I leaned forward to look at her schematic again. It was a cross-section of a hull. There was a 1-millimeter void between two walls. “Are you going to fill that area with Astrophage?”
“That’s the plan.”
I pondered the schematic. “You want to fill the hull with fuel? Isn’t that dangerous?”
“Only if we let it see CO2-band light. If it doesn’t see CO2, it won’t do anything. And it’ll be in the dark between the hulls. Dimitri plans to make a fuel slurry out of Astrophage and low-viscosity oil to make it easier to transport to the engines. I want to line the hull with that stuff.”
I pinched my chin. “It could work. But Astrophage can die from physical trauma. You can kill one by poking it with a sharp nanostick.”
“Yes, that’s why I asked CERN to do some off-the-books experiments for me as a favor.”
“Wow. CERN will just do whatever you want? Are you, like, mini-Stratt or something?”
She chuckled. “Old friends and contacts. Anyway, they found that even particles moving near light speed can’t get past Astrophage. And none of them seem to kill it either.”
“That actually makes a lot of sense,” I said. “It evolved to live on the surface of stars. They must get bombarded by energy and very fast-moving particles all the time.”
She pointed to a zoomed-in schematic of Astrophage canals. “The entire radiation load will be halted. All we need is a layer of Astrophage slurry thick enough to guarantee there’s always an Astrophage cell in the way of any incoming particles. One millimeter should be more than enough. Plus, we don’t waste any mass. We’ll be using the fuel itself as insulation. And if the crew need that last little bit of Astrophage, well, consider it a reserve.”
“Hmm…a ‘reserve’ that could power New York City for twenty thousand years.”
She looked at the diagram, then back to me. “You did all that math in your head?”
“Eh, I had some shortcuts. We’re dealing with such absurd scales of energy here, I tend to think in ‘New York City years’ of energy, which is about one-half of one gram of Astrophage.”
She rubbed her temples. “And we need to make two million kilograms of it. If we make a mistake along the way…”
“We’ll save Astrophage the trouble of destroying humanity by doing it ourselves,” I say. “Yeah. I think about that a lot.”
“So, what do you think?” she said. “Is this a terrible idea, or could it work?”
“I think it’s genius.”
She smiled and looked away.
Another day, another staff meeting. Who would have thought saving the world could be so boring?
The science team sat around the meeting-room table. Me, Dimitri, and Lokken. For all her talk about cutting out bureaucracy, Stratt ended up with a bunch of de facto department heads and daily staff meetings.

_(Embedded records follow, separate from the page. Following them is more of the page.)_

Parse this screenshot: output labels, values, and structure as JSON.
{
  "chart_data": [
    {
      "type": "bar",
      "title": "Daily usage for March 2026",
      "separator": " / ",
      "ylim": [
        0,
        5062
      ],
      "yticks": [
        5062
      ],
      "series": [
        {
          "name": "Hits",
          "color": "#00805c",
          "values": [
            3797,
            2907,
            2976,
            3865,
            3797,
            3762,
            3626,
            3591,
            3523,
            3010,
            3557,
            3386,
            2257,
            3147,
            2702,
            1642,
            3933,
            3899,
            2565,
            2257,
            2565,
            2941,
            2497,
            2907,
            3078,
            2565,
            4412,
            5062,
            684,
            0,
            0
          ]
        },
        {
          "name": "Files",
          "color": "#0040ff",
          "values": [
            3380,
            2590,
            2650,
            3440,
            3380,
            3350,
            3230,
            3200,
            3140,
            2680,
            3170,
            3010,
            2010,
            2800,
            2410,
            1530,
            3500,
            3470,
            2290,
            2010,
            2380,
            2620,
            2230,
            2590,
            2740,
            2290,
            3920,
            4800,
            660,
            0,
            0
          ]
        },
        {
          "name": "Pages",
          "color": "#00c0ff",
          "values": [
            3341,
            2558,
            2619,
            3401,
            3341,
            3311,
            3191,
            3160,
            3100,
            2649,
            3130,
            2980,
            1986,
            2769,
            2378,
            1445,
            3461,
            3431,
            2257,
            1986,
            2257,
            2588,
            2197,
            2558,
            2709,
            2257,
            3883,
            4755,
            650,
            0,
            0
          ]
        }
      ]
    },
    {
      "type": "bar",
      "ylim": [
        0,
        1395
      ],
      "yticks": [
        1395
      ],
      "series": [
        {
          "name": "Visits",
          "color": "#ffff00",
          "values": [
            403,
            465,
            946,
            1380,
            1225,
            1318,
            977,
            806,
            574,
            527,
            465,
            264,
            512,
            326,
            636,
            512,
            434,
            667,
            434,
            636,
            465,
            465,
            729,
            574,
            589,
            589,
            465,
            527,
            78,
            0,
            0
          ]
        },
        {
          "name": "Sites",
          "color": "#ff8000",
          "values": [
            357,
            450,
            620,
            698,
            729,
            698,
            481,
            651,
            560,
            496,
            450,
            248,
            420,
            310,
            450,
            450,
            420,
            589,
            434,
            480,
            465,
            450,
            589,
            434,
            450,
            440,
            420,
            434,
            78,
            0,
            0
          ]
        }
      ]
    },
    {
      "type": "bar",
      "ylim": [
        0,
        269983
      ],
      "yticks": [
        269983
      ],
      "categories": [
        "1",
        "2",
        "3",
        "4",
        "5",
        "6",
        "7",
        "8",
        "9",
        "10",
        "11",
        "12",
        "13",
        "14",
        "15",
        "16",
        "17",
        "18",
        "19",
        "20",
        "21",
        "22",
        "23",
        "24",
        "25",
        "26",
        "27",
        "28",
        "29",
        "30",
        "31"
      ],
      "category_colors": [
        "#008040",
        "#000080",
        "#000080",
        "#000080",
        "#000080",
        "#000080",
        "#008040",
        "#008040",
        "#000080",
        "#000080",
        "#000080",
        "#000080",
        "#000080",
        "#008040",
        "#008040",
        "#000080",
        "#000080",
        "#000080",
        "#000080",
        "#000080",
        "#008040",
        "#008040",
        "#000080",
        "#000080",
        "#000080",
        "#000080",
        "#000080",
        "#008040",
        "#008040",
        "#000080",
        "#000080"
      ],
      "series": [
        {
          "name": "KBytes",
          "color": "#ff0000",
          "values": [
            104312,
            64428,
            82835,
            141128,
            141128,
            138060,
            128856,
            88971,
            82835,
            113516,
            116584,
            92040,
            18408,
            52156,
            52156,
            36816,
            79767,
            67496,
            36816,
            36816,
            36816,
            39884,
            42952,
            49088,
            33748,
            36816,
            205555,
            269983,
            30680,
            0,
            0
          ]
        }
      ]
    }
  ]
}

Sometimes, the stuff we all hate ends up being the only way to do things.
Stratt sat at the head of the table, of course. And next to her was a man I’d never seen before.
“Everyone,” Stratt said. “I want you to meet Dr. François Leclerc.”
The Frenchman to her left waved halfheartedly. “Hello.”
“Leclerc is a world-renowned climatologist from Paris. I’ve put him in charge of tracking, understanding, and—if possible—ameliorating the climate effects of Astrophage.”
“Oh, is that all?” I said.
Leclerc smiled, but it faded quickly.
“So, Dr. Leclerc,” Stratt said. “We’ve been getting a lot of conflicting reports on exactly what to expect from the reduction of solar energy. It’s hard to find any two climatologists who agree.”